HUNTSVILLE — The U.S. military officials monitoring rocket launches around the globe need the ability to more quickly determine whether launch vehicles might be carrying anti-satellite weapons, according to the U.S. Air Force’s top space officer.
The emphasis today is on determining whether the vehicle in question is a ballistic missile or a satellite launcher, said Lt. Gen. Kevin Chilton, commander of Air Force Space Command. If the rocket is identified as a satellite launcher, U.S. military monitors tend to relax, he said, even though a launcher carrying a satellite to orbit would have the same trajectory as one launching an anti-satellite weapon.
Because of their reliance on satellites, and the vulnerability of those satellites, U.S. forces no longer have that luxury, Chilton said during an Aug. 15 speech at the 2006 Space and Missile Defense Conference and Exhibition here.
Speaking at the same conference, Air Force Maj.

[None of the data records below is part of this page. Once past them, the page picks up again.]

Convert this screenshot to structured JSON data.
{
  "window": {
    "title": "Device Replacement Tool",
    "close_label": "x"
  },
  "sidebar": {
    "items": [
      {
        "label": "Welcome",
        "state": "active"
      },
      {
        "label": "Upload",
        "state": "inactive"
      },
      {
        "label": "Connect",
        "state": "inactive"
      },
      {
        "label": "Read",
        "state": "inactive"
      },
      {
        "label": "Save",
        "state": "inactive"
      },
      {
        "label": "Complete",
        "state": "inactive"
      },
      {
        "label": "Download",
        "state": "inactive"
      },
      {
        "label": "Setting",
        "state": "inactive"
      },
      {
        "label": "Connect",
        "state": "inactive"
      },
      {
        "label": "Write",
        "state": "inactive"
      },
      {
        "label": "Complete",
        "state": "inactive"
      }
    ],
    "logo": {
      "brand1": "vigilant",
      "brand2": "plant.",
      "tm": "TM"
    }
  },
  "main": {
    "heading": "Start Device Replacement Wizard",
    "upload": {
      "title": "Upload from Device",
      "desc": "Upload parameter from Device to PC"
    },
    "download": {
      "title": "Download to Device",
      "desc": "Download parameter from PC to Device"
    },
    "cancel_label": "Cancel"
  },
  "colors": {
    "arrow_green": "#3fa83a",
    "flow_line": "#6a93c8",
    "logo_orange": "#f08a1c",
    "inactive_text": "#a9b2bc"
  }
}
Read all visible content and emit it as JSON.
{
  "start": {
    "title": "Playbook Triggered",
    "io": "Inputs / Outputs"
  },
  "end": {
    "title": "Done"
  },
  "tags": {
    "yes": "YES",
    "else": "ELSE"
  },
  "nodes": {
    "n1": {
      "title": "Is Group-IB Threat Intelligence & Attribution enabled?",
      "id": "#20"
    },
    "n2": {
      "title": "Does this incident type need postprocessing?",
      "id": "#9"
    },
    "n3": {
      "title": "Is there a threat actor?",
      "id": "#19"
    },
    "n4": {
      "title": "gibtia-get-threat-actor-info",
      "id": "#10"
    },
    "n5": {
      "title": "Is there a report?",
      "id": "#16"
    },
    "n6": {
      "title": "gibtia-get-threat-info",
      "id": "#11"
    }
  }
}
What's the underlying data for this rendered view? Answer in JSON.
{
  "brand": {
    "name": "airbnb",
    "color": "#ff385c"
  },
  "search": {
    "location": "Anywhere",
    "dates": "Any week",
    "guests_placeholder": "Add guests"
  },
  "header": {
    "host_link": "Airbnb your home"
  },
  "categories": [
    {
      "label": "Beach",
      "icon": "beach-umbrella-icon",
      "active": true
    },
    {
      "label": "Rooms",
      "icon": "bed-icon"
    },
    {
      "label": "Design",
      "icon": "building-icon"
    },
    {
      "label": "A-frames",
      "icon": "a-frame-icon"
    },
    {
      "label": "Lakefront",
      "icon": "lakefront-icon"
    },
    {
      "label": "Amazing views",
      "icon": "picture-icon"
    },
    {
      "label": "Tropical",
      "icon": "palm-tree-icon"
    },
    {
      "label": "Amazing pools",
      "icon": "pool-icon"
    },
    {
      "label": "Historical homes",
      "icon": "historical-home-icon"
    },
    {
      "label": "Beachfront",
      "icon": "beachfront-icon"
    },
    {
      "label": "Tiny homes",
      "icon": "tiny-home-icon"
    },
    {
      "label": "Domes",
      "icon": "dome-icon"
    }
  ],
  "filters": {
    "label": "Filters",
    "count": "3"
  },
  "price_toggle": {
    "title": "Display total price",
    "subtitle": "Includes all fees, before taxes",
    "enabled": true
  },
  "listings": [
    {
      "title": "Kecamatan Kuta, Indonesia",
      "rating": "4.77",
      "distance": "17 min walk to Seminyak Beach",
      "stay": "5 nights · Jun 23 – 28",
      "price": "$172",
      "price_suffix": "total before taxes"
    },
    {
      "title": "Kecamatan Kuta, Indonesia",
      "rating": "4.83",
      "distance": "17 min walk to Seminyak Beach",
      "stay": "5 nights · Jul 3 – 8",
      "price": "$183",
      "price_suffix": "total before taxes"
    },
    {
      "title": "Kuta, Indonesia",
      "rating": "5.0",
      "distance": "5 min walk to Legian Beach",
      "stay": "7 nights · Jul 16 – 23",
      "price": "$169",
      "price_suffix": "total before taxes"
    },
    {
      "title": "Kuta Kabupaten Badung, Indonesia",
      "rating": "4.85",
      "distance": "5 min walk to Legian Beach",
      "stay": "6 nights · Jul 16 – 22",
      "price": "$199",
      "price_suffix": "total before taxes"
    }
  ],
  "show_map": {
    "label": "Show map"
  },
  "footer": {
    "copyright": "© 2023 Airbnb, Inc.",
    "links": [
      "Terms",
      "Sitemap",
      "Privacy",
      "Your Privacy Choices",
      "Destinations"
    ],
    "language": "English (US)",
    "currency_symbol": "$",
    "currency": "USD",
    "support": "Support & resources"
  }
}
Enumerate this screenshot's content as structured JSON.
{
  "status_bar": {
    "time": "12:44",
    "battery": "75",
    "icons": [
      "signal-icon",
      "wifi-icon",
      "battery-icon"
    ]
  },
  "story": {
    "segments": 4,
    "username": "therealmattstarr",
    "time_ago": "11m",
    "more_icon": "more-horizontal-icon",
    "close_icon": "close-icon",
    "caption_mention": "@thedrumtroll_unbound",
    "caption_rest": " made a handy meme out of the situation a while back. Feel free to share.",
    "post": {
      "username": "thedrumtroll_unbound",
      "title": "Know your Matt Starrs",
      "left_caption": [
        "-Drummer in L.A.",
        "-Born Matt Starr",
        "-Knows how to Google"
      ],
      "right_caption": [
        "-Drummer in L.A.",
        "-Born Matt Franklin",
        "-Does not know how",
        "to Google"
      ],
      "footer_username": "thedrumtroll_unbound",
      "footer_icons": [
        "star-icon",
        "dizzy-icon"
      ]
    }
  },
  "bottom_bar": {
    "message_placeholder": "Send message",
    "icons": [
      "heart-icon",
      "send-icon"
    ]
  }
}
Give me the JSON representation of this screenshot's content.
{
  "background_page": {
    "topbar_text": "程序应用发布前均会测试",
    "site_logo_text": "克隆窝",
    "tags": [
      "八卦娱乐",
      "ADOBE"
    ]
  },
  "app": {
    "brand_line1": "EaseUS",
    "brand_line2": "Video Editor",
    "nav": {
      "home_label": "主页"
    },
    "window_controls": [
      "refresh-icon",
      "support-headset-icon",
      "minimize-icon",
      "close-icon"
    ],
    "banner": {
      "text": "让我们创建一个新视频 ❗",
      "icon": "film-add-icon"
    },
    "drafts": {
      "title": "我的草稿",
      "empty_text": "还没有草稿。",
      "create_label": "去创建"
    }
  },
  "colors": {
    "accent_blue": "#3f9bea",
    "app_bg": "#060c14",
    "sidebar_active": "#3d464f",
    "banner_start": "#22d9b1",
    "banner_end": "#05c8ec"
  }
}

Gen. James Armor, director of the Pentagon’s National Security Space Office, said r ecent intelligence reports indicate that threats to U.S. satellites have been evolving faster than previously thought.
Armor’s office was recently tasked by Marine Corps Gen. James Cartwright, commander of U.S. Strategic Command, to develop a new architecture for systems that play a role in space security, including sensors and offensive measures that could be used to protect U.S. access to satellites and deny enemy use of space systems. Armor said that new architecture would likely be completed in the summer of 2007.
Armor declined to elaborate on the nature of the threats following a speech at the conference later that day, but he said the data on the increasing threats came as part of the development of a new National Intelligence Estimate on space security that is expected to be completed in January.
These threats need to be taken seriously, given DoD’s heavy reliance on military satellites as well as civilian satellites involved in the operation of the nation’s power grids, automatic teller machines, and other aspects of daily life that are taken for granted, Armor said.
A study conducted as part of the Quadrennial Defense Review (QDR), which was released in February, indicated that an attack that wiped out half of the Pentagon’s satellite fleet would send U.S. military capabilities back to their Vietnam War levels, making it difficult for troops to penetrate the “fog of war,” Armor said. The QDR is intended to help guide Defense Department planning and budgeting, “Space support is like oxygen – if you have it, you don’t think about it; if you don’t have it, it’s the only thing you want,” Armor said.
Chilton said during his speech that he wants to know whether a rocket has launched an anti-satellite weapon before the object in question has completed its first orbital pass.
Some of the characteristics that the military needs to watch for include whether a spacecraft appears to be equipped to maneuver or release a microsatellite, Chilton said.
Space Command is currently conducting a study of current and planned space surveillance systems to ensure that it does not duplicate other efforts as it works to improve its space surveillance capabilities , Chilton said.
Systems that will be critical to improving space situational awareness include the Space Based Space Surveillance System, which is expected to include the launch of a pathfinder satellite later this decade followed by a constellation of more capable spacecraft at some point after 2010, Chilton said. The Space Based Space Surveillance System is a planned constellation of satellites that is being designed to monitor other objects in Earth orbit.
The Defense Advanced Research Projects Agency also is working on ground-based optical sensors that aid in that mission, Chilton said. While Chilton did not cite specific programs, budget justification materials posted on the agency’s Web site include details about programs such as the Ground Based Imaging, which is intended to complement existing radar technology by enabling the military to take sub-meter resolution imagery of non-rotating objects in geostationary orbit, and Deep View, which is intended to take high-resolution imagery of small objects in both low Earth and geostationary orbits.
The military also can make considerable progress towards its goal to better characterize the nature of objects in Earth orbit by doing a better job networking existing ground-based sensors and computers, and by developing better desktop visualization tools, Chilton said.
Theresa Hitchens, director of the Center for Defense Information, a Washington-based think tank, said that she was pleased to see Chilton putting a higher priority on space surveillance, and said that she hopes that the general’s interest in the matter would result in more resources for this task.
“The U.S. space surveillance network is the best in the world, but it isn’t good enough,” Hitchens said.
However, Hitchens said that increasing levels of small particles of debris in orbit, which could cripple a satellite in the case of a collision, are likely a much greater threat in the near term than anti-satellite weapons. While Hitchens said that she believes the threat of anti-satellite weapons is “highly unclear,” she noted that neither the threat posed by such weapons nor orbit debris could be addressed without better space situational awareness.